Cominciamo dalla Lombardia. L'esito del referendum confermativo sulla riforma costituzionale del governo Berlusconi dice una cosa molto chiara: gran parte dell'Italia non vuole il federalismo. Ammettiamolo: era previsto. E se qualcuno pensa che «unaltra riforma», magari targata centrosinistra, sarebbe più gradita, si illude.

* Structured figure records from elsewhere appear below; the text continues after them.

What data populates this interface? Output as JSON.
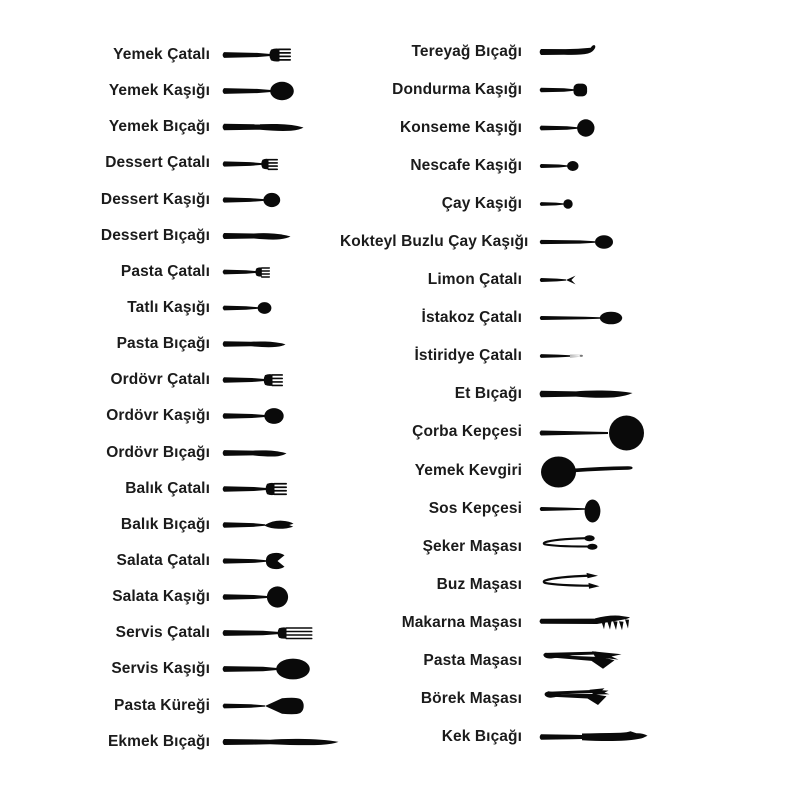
{
  "page": {
    "background_color": "#ffffff",
    "silhouette_color": "#0a0a0a",
    "text_color": "#1b1b1b"
  },
  "columns": {
    "left": {
      "items": [
        {
          "label": "Yemek Çatalı",
          "icon": "dinner-fork"
        },
        {
          "label": "Yemek Kaşığı",
          "icon": "dinner-spoon"
        },
        {
          "label": "Yemek Bıçağı",
          "icon": "dinner-knife"
        },
        {
          "label": "Dessert Çatalı",
          "icon": "dessert-fork"
        },
        {
          "label": "Dessert Kaşığı",
          "icon": "dessert-spoon"
        },
        {
          "label": "Dessert Bıçağı",
          "icon": "dessert-knife"
        },
        {
          "label": "Pasta Çatalı",
          "icon": "pastry-fork"
        },
        {
          "label": "Tatlı Kaşığı",
          "icon": "sweet-spoon"
        },
        {
          "label": "Pasta Bıçağı",
          "icon": "pastry-knife"
        },
        {
          "label": "Ordövr Çatalı",
          "icon": "hors-doeuvre-fork"
        },
        {
          "label": "Ordövr Kaşığı",
          "icon": "hors-doeuvre-spoon"
        },
        {
          "label": "Ordövr Bıçağı",
          "icon": "hors-doeuvre-knife"
        },
        {
          "label": "Balık Çatalı",
          "icon": "fish-fork"
        },
        {
          "label": "Balık Bıçağı",
          "icon": "fish-knife"
        },
        {
          "label": "Salata Çatalı",
          "icon": "salad-fork"
        },
        {
          "label": "Salata Kaşığı",
          "icon": "salad-spoon"
        },
        {
          "label": "Servis Çatalı",
          "icon": "serving-fork"
        },
        {
          "label": "Servis Kaşığı",
          "icon": "serving-spoon"
        },
        {
          "label": "Pasta Küreği",
          "icon": "cake-server"
        },
        {
          "label": "Ekmek Bıçağı",
          "icon": "bread-knife"
        }
      ]
    },
    "right": {
      "items": [
        {
          "label": "Tereyağ Bıçağı",
          "icon": "butter-knife"
        },
        {
          "label": "Dondurma Kaşığı",
          "icon": "ice-cream-spoon"
        },
        {
          "label": "Konseme Kaşığı",
          "icon": "consomme-spoon"
        },
        {
          "label": "Nescafe Kaşığı",
          "icon": "nescafe-spoon"
        },
        {
          "label": "Çay Kaşığı",
          "icon": "tea-spoon"
        },
        {
          "label": "Kokteyl Buzlu Çay Kaşığı",
          "icon": "iced-tea-spoon"
        },
        {
          "label": "Limon Çatalı",
          "icon": "lemon-fork"
        },
        {
          "label": "İstakoz Çatalı",
          "icon": "lobster-fork"
        },
        {
          "label": "İstiridye Çatalı",
          "icon": "oyster-fork"
        },
        {
          "label": "Et Bıçağı",
          "icon": "meat-knife"
        },
        {
          "label": "Çorba Kepçesi",
          "icon": "soup-ladle"
        },
        {
          "label": "Yemek Kevgiri",
          "icon": "skimmer"
        },
        {
          "label": "Sos Kepçesi",
          "icon": "sauce-ladle"
        },
        {
          "label": "Şeker Maşası",
          "icon": "sugar-tongs"
        },
        {
          "label": "Buz Maşası",
          "icon": "ice-tongs"
        },
        {
          "label": "Makarna Maşası",
          "icon": "pasta-tongs"
        },
        {
          "label": "Pasta Maşası",
          "icon": "cake-tongs"
        },
        {
          "label": "Börek Maşası",
          "icon": "pastry-tongs"
        },
        {
          "label": "Kek Bıçağı",
          "icon": "cake-knife"
        }
      ]
    }
  }
}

O meglio, forse sarebbe più gradita solo se il federalismo fosse tanto annacquato e distorto da finire per essere altro. Il fatto è che la maggioranza degli italiani ama lo stato centralista, assistenzialista, esattore-erogatore e inefficiente. Si sente rassicurata dallo stato-mamma, munifico e pervasivo, anche se poi vantaggi reali non ne ricavano e se ne lamentano. Perciò sia nella Lega sia in Forza Italia si comincia a pensare di accantonare (ma non abbandonare) il sogno federalista concentrandosi sulle regioni, Lombardia e Veneto ma anche Piemonte e Friuli, nelle quali è più forte la domanda di autonomia. Un ritorno a quella macroregione teorizzata dalla buonanima del professor Miglio, compianto teorico della Lega degli anni 90.

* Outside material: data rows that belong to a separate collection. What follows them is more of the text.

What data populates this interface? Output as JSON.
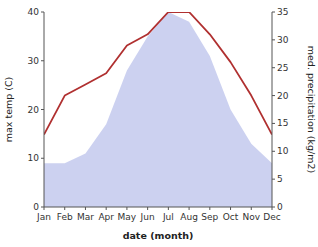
{
  "chart_data": {
    "type": "line",
    "categories": [
      "Jan",
      "Feb",
      "Mar",
      "Apr",
      "May",
      "Jun",
      "Jul",
      "Aug",
      "Sep",
      "Oct",
      "Nov",
      "Dec"
    ],
    "xlabel": "date (month)",
    "ylabel": "max temp (C)",
    "y2label": "med. precipitation (kg/m2)",
    "series": [
      {
        "type": "area",
        "color": "#b0b8e8",
        "values": [
          9,
          9,
          11,
          17,
          28,
          35,
          40,
          38,
          31,
          20,
          13,
          9
        ]
      },
      {
        "type": "line",
        "color": "#b03030",
        "axis": "y2",
        "values": [
          13,
          20,
          22,
          24,
          29,
          31,
          35,
          35,
          31,
          26,
          20,
          13
        ]
      }
    ],
    "ylim": [
      0,
      40
    ],
    "yticks": [
      0,
      10,
      20,
      30,
      40
    ],
    "y2lim": [
      0,
      35
    ],
    "y2ticks": [
      0,
      5,
      10,
      15,
      20,
      25,
      30,
      35
    ],
    "grid": false
  }
}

L'ipotesi è allettante ma sembra, ancora una volta, complessa e di non breve realizzazione. E allora - pur perseguendola e avendo sempre come traguardo finale un ordinamento autenticamente federale - cominciamo dalla Lombardia. Si cominci qui col pretendere uno statuto speciale di larga autonomia, compresa quella fiscale. Non si capisce, infatti, perché i lombardi abbiano meno diritto ad un ampio autogoverno dei siciliani, dei sardi, dei valdostani, dei friulano-giuliani, dei trentini e dei sud-tirolesi.
Le specificità che danno diritto all'autonomia non possono essere solo linguistiche o geografiche: la Lombardia ha le sue forti specificità e pretenda perciò uno statuto speciale. Che però deve essere votato solo dai lombardi, senza chiedere il consenso ad altri.